The Czech Republic is going through a heat wave at the moment culminating on Monday with temperatures of up to 36 degrees Celsius. This is caused by an inflow of hot air from Africa which increases temperatures by 3 to 4 degrees, a climatologist said. With 36 degrees measured at Prague's weather station Klementinum, a temperature record set in 1928 was broken on Monday afternoon. The heat wave is expected to end towards the end of the week and over the weekend.
An amendment to the lottery bill which is being prepared by the Czech finance ministry seeks to reduce the number of gambling machines by up to one third, TV Nova has reported. Municipalities will no longer have the authority to permit the use of the machines but instead will be able to ban all gambling on their territories. Gambling machine operators will have to apply to the ministry for the permission. In the Czech Republic, about 56,000 of these machines are currently in use; last year, a record of over CZK 50 billion (USD 2.5 billion) was spent on them.
The Czech Republic will ask the EU to cover half of the expenses on combating bird flu in eastern Bohemia, Agriculture Minister Petr Gandalovic has said in Brussels. Gandalovic claimed the Czech Republic is entitled to the refund of about CZK 15 million. According to Minister Gandalovic, Czechs will not ask for any more assistance unless European countries start closing their markets for the Czech chicken.
Daniel Dvorak has been appointed the new director of the National Theatre in Brno. He was named by the Brno City Hall and will assume the post in August. Dvorak was the head of the Prague's National Theatre for four years before being dismissed by the minister of culture last September which raised much criticism among theatre experts. The National Theatre in Brno, founded in 1884, has three venues in Brno and works with a budget of CZK 270 million (over USD 13 million). Dvorak previously said that this is far from enough.
The June visit to the Czech Republic by U.S. president Bush cost the Czech army and police forces nearly CZK 30 million, or USD 1.5 million, the Czech Television has said, making it the most expensive official visit ever. Most of the amount, about 20 million, was spent on flights by four Czech military aircraft in the sky over Prague, while the rest was used to guarantee Mr Bush's security on the ground. A defence ministry spokesperson said that money was paid by the ministry's training budget, and would have been spent anyway.
The Prague football club Viktoria Zizkov which will play in the first division in the coming season will play their home matches at the usual 10:15 on Sunday mornings following a long standing tradition.

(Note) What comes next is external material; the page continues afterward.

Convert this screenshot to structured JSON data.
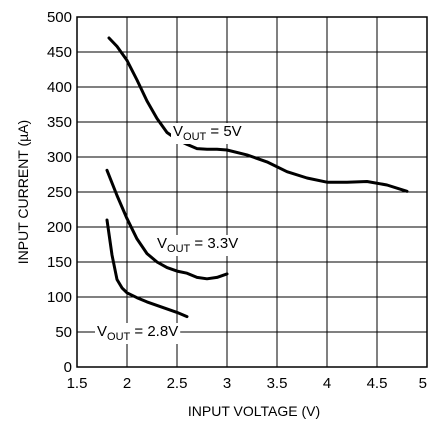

Other clubs refused to accept this at their session in June, but Viktoria have managed to convince the other teams that kicking off early on Sundays will make it easier for the other three first division clubs based in Prague.
The Czech veterinary authorities, aided by the police, are looking for a person who might be spreading the bird flu in the Pardubice region in eastern Bohemia. They suspect that someone could have visited the two farms where the H5N1 strain of the bird flue first appeared in June, soiled his or her shoes with the birds' droppings and infected another two farms in the area, a veterinary authority spokesperson said. The person might be a careless vet or a maintenance man, he said.
The attitude of the Czech Republic to the payments for the Libyan families of HIV-positive children is "reserved", according to a Foreign Ministry spokesperson. Libya claims the children were infected by five Bulgarian nurses and a Palestinian doctor who have been held in custody for eight years and sentenced to death. Libya came up with a proposal according to which four Europeans countries, including the Czech Republic, should drop their debt claims, which may make the Lybian Supreme Court change the sentences and let the foreign medics serve jail time instead. According to the ministry spokesperson, the Czech Republic wants to participate in humanitarian aid programmes that have no connection with the cause.
Transparency International is looking into suspicious commissioning of small public orders by officials of the Czech Finance Ministry, the Czech Business Weekly reports. The Ministry of Finance has been contracting companies to remove environmental burdens but Transparency International found out that some of these companies establish subsidiaries to be able to participate in several commissions at once. A ministry spokesperson denied the accusations and said that the Supreme Auditing Office had not come across any suspicious orders.
About 30 people who were later arrested for being involved in terrorist activities had visited the Czech Republic in the last two years, the weekly Respekt reports. Quoting information from the police and the BIS, the Czech intelligence service, the weekly says Czech security experts only learnt about this after the persons were arrested elsewhere. The police and the intelligence service believe that possible meetings of terrorists in the Czech Republic suggest no terrorist attack is planned in the country. However, U.S. authorities have not denied a report by ABC television earlier this month that Prague was a terrorist target along with Glasgow. Security measures for some sensitive buildings, such as the Radio Free Europe headquarters, have been tightened as a result.